Amanda Knox, la 33enne statunitense condannata e poi assolta per l’omicidio di Meredith Kercher, ha rivelato nel corso di una puntata del suo podcast di aver subito un aborto spontaneo durante la pandemia, quando era alla prese con la prima gravidanza. «Forse, i miei problemi di infertilità dipendono da qualcosa che mi è accaduto in Italia» ha raccontato senza però fornire alcun particolare alla narrazione di questo fatto. A chi o a che cosa faceva riferimento? Amanda è sposata da qualche anno con Christopher Robinson, scrittore originario di Seattle e avrebbe tentato di aver un bambino senza riuscirvi.
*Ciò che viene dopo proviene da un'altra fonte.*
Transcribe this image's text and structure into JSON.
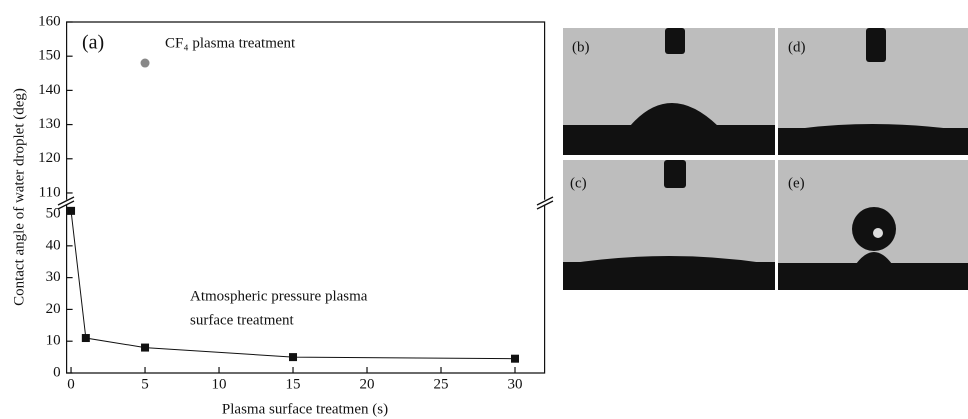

Quasi al termine del primo trimestre, durante un’ecografia di routine, il medico le avrebbe rivelato che il feto non aveva battito ammettendo di non aver colto alcun segno rivelatore di un aborto spontaneo. «Questo mi ha confuso perché ho pensato: “Per quale motivo dovrebbe esserci un bambino morto che bazzica lì dentro?” Il mio corpo non lo sapeva nemmeno…», riporta il tabloid inglese Daily Mail. Ha poi aggiunto in modo molto sibillino «Forse mi è successo qualcosa mentre ero in Italia?». Non ha specificato però quali incidenti si siano verificati in Italia per causarle un problema di fertilità. Tuttavia, ricorda il tabloid inglese, nel suo libro del 2013, “Waiting to be Heard”, Amanda Knox aveva affermato di essere stata oggetto di molestie sessuali per mano di un agente della polizia penitenziaria durante il suo periodo in carcere. Era quello forse il contenuto del riferimento sibillino?